Abstract interpretation of Michelson smart-contracts

TL;DR

This paper introduces a static analysis tool for Michelson smart-contracts using Abstract Interpretation, capable of proving absence of runtime errors and inferring invariants, addressing the challenges posed by blockchain-specific execution models.

Contribution

The work presents a novel static analyzer for Michelson smart-contracts based on Abstract Interpretation, supporting complex features and extending to security property verification.

Findings

Proves absence of runtime errors in Michelson contracts.

Infers invariants on persistent storage over multiple calls.

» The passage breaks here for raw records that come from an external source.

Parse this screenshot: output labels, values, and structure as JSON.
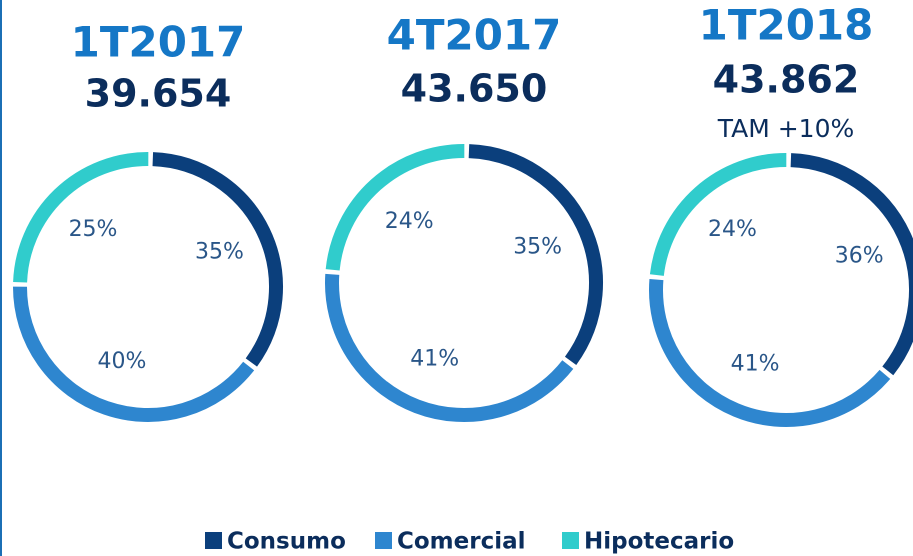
{
  "chart_data": [
    {
      "type": "donut",
      "title": "1T2017",
      "subtitle": "39.654",
      "categories": [
        "Consumo",
        "Comercial",
        "Hipotecario"
      ],
      "values": [
        35,
        40,
        25
      ],
      "value_labels": [
        "35%",
        "40%",
        "25%"
      ],
      "colors": [
        "#0b3f7c",
        "#2e86cf",
        "#30cccc"
      ]
    },
    {
      "type": "donut",
      "title": "4T2017",
      "subtitle": "43.650",
      "categories": [
        "Consumo",
        "Comercial",
        "Hipotecario"
      ],
      "values": [
        35,
        41,
        24
      ],
      "value_labels": [
        "35%",
        "41%",
        "24%"
      ],
      "colors": [
        "#0b3f7c",
        "#2e86cf",
        "#30cccc"
      ]
    },
    {
      "type": "donut",
      "title": "1T2018",
      "subtitle": "43.862",
      "annotation": "TAM +10%",
      "categories": [
        "Consumo",
        "Comercial",
        "Hipotecario"
      ],
      "values": [
        36,
        41,
        24
      ],
      "value_labels": [
        "36%",
        "41%",
        "24%"
      ],
      "colors": [
        "#0b3f7c",
        "#2e86cf",
        "#30cccc"
      ]
    }
  ]
}
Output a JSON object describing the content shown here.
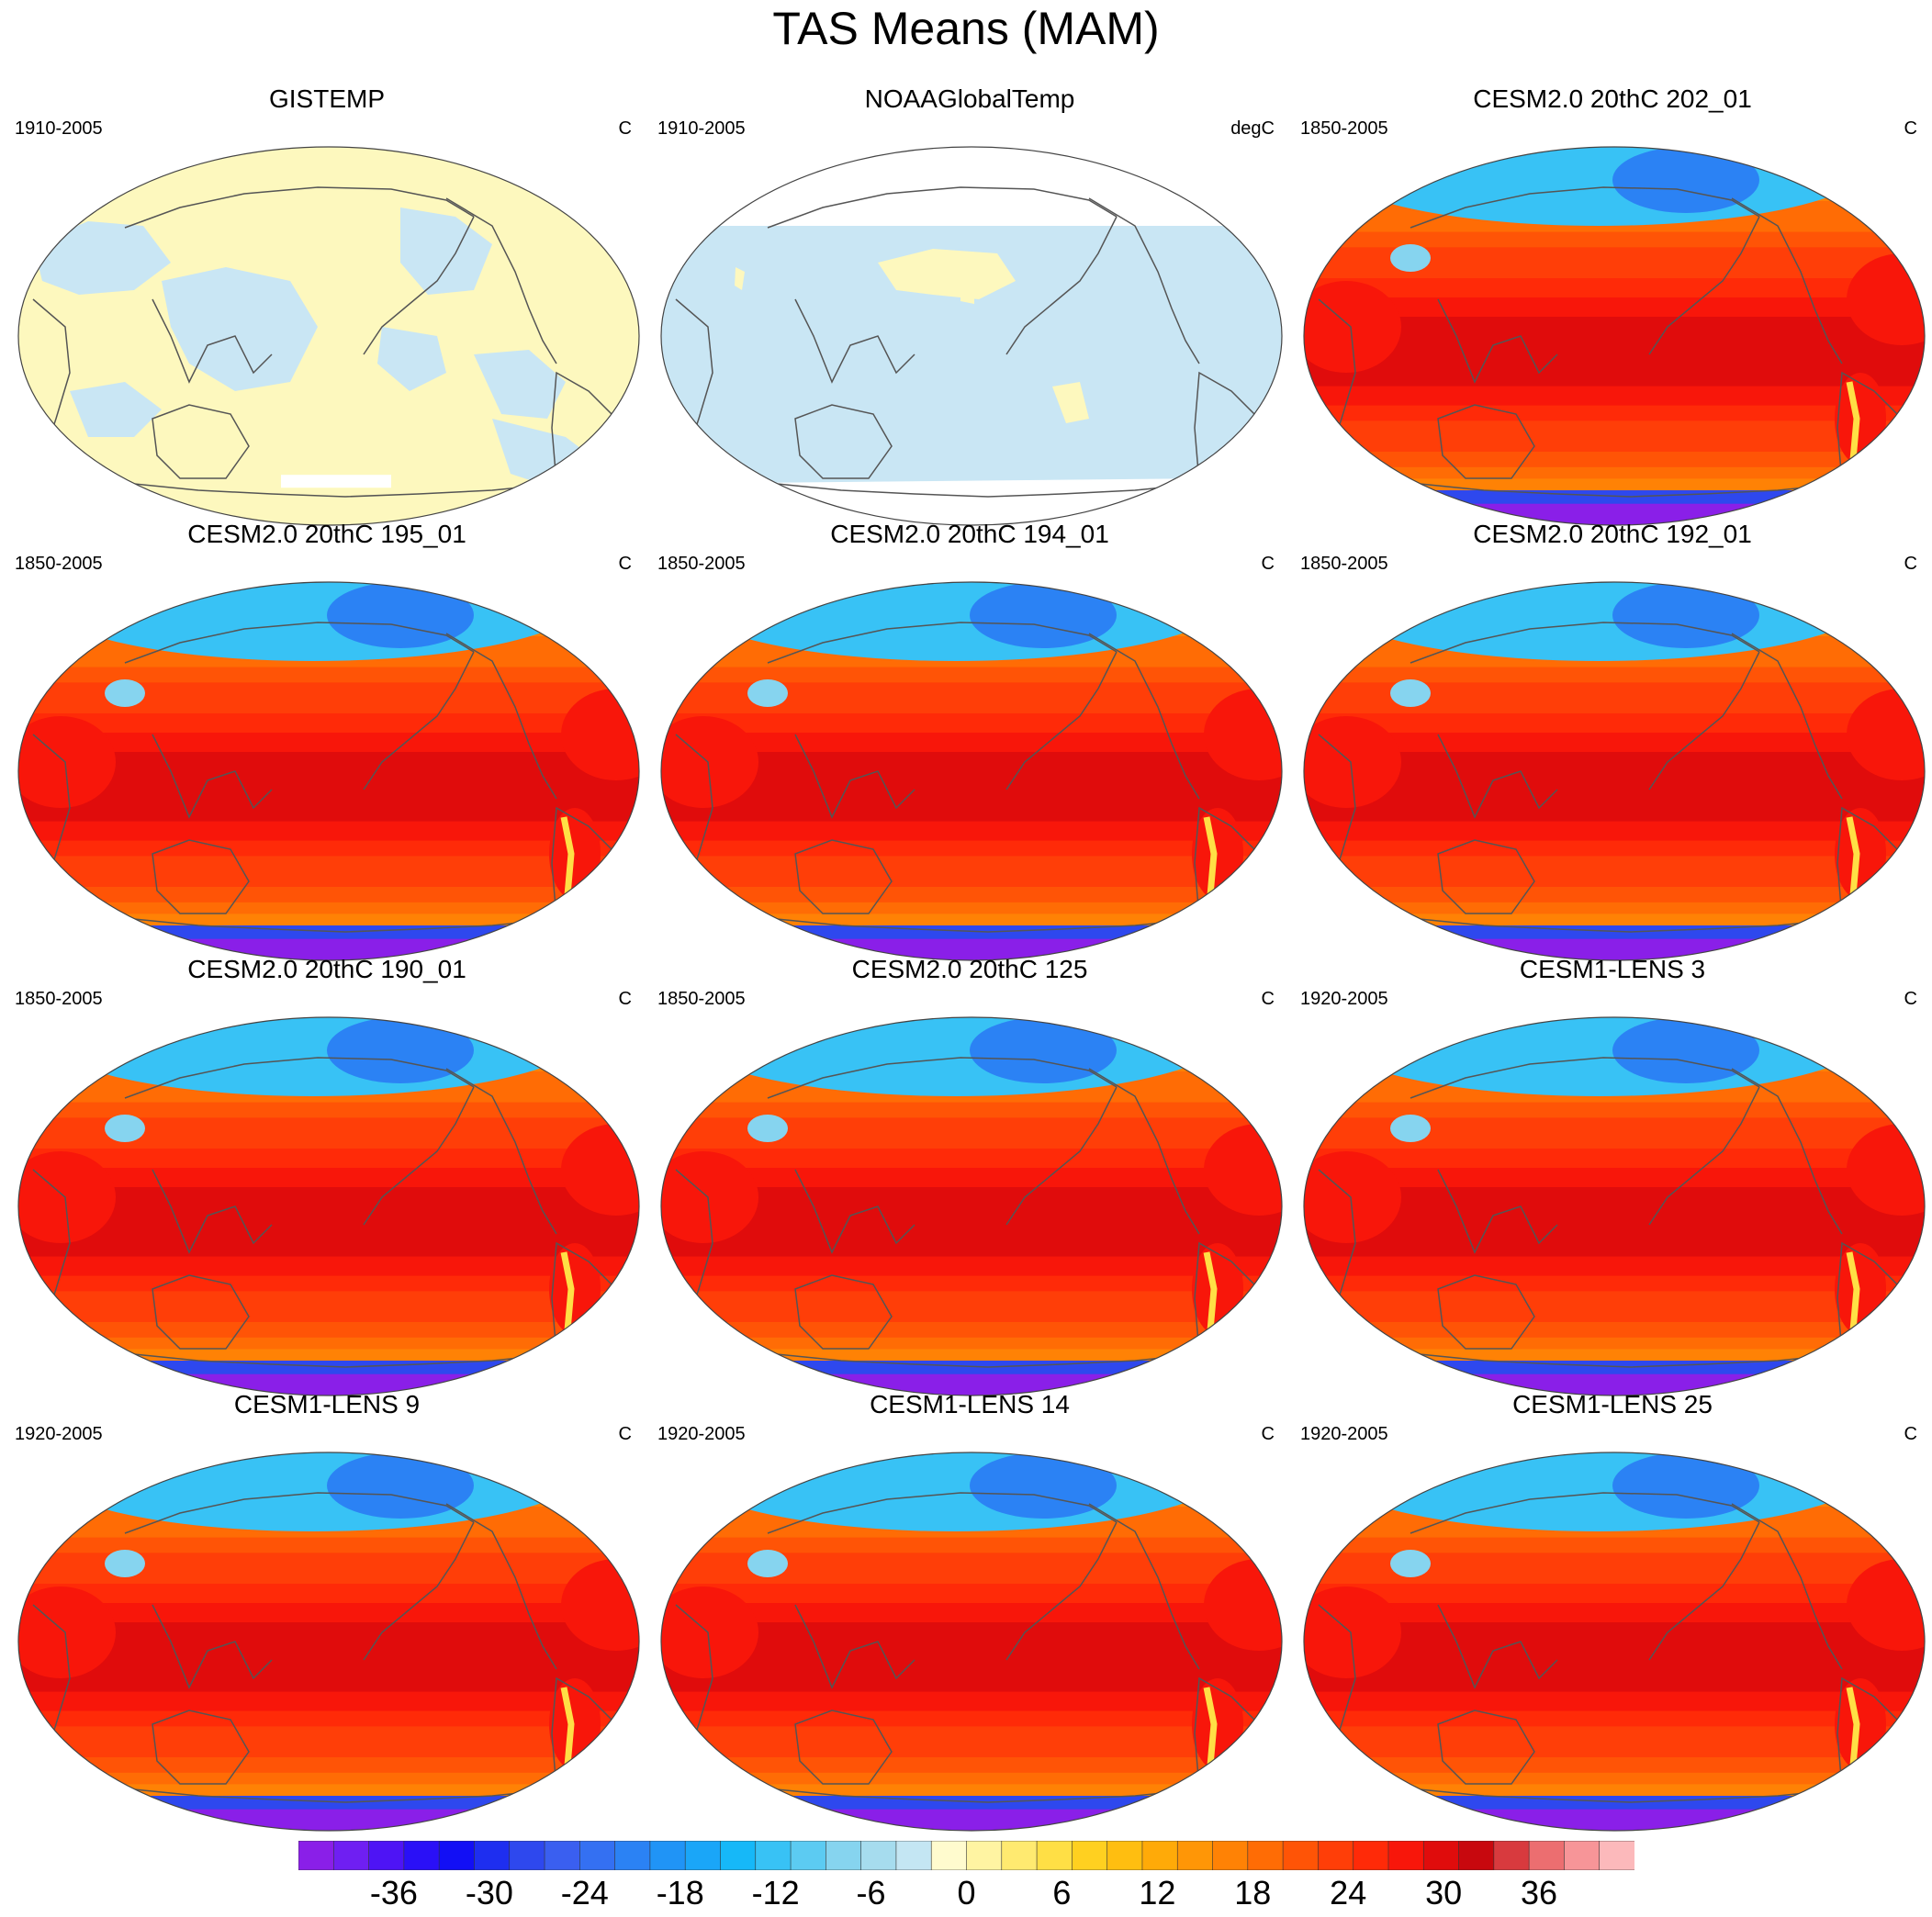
{
  "figure": {
    "title": "TAS Means (MAM)"
  },
  "panels": [
    {
      "title": "GISTEMP",
      "period": "1910-2005",
      "units": "C",
      "style": "obs"
    },
    {
      "title": "NOAAGlobalTemp",
      "period": "1910-2005",
      "units": "degC",
      "style": "obs2"
    },
    {
      "title": "CESM2.0 20thC 202_01",
      "period": "1850-2005",
      "units": "C",
      "style": "model"
    },
    {
      "title": "CESM2.0 20thC 195_01",
      "period": "1850-2005",
      "units": "C",
      "style": "model"
    },
    {
      "title": "CESM2.0 20thC 194_01",
      "period": "1850-2005",
      "units": "C",
      "style": "model"
    },
    {
      "title": "CESM2.0 20thC 192_01",
      "period": "1850-2005",
      "units": "C",
      "style": "model"
    },
    {
      "title": "CESM2.0 20thC 190_01",
      "period": "1850-2005",
      "units": "C",
      "style": "model"
    },
    {
      "title": "CESM2.0 20thC 125",
      "period": "1850-2005",
      "units": "C",
      "style": "model"
    },
    {
      "title": "CESM1-LENS 3",
      "period": "1920-2005",
      "units": "C",
      "style": "model"
    },
    {
      "title": "CESM1-LENS 9",
      "period": "1920-2005",
      "units": "C",
      "style": "model"
    },
    {
      "title": "CESM1-LENS 14",
      "period": "1920-2005",
      "units": "C",
      "style": "model"
    },
    {
      "title": "CESM1-LENS 25",
      "period": "1920-2005",
      "units": "C",
      "style": "model"
    }
  ],
  "colorbar": {
    "min": -42,
    "max": 42,
    "step": 2,
    "labels": [
      "-36",
      "-30",
      "-24",
      "-18",
      "-12",
      "-6",
      "0",
      "6",
      "12",
      "18",
      "24",
      "30",
      "36"
    ],
    "label_values": [
      -36,
      -30,
      -24,
      -18,
      -12,
      -6,
      0,
      6,
      12,
      18,
      24,
      30,
      36
    ],
    "colors": [
      "#8a1fe8",
      "#6f1ff2",
      "#4e14f5",
      "#2a10f7",
      "#120ff5",
      "#1e2ef0",
      "#2e48ee",
      "#3a5ff0",
      "#3470f2",
      "#2b82f4",
      "#2094f6",
      "#1aa6f8",
      "#16b8f8",
      "#38c2f5",
      "#5ccbf2",
      "#86d4ef",
      "#a6dcee",
      "#c4e6f3",
      "#fffbce",
      "#fff4a2",
      "#ffea70",
      "#ffdf45",
      "#ffd020",
      "#ffbe10",
      "#ffaa08",
      "#ff9606",
      "#ff8205",
      "#ff6c05",
      "#ff5406",
      "#ff3e08",
      "#ff2a08",
      "#f8160a",
      "#e00c0c",
      "#c8080e",
      "#d83a3e",
      "#ec6e70",
      "#f79598",
      "#fcb9bb"
    ]
  },
  "palette": {
    "obs_light_blue": "#c9e6f4",
    "obs_light_yellow": "#fdf8be",
    "missing": "#ffffff",
    "coast": "#555555",
    "arctic_blue": "#55a8f0",
    "antarctic_purple": "#8a1fe8"
  }
}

Supports analysis of external contract calls.

Abstract

Static analysis of smart-contracts is becoming more widespread on blockchain platforms. Analyzers rely on techniques like symbolic execution or model checking, but few of them can provide strong soundness properties and guarantee the analysis termination at the same time. As smart-contracts often manipulate economic assets, proving numerical properties beyond the absence of runtime errors is also desirable. Smart-contract execution models differ considerably from mainstream programming languages and vary from one blockchain to another, making state-of-the-art analyses hard to adapt. For instance, smart-contract calls may modify a persistent storage impacting subsequent calls. This makes it difficult for tools to infer invariants required to formally ensure the absence of exploitable vulnerabilities. The Michelson smart-contract language, used in the Tezos blockchain, is strongly typed, stack-based, and has a strict execution model leaving few opportunities for implicit runtime errors. We present a work in progress static analyzer for Michelson based on Abstract Interpretation and implemented within MOPSA, a modular static analyzer. Our tool supports the Michelson semantic features, including inner calls to external contracts. It can prove the absence of runtime errors and infer invariants on the persistent storage over an unbounded number of calls. It is also being extended to prove high-level numerical and security properties. CCS Concepts: $\bullet$ Security and privacy $\rightarrow$ Logic and verification; $\bullet$ Software and its engineering $\rightarrow$ Automated static analysis.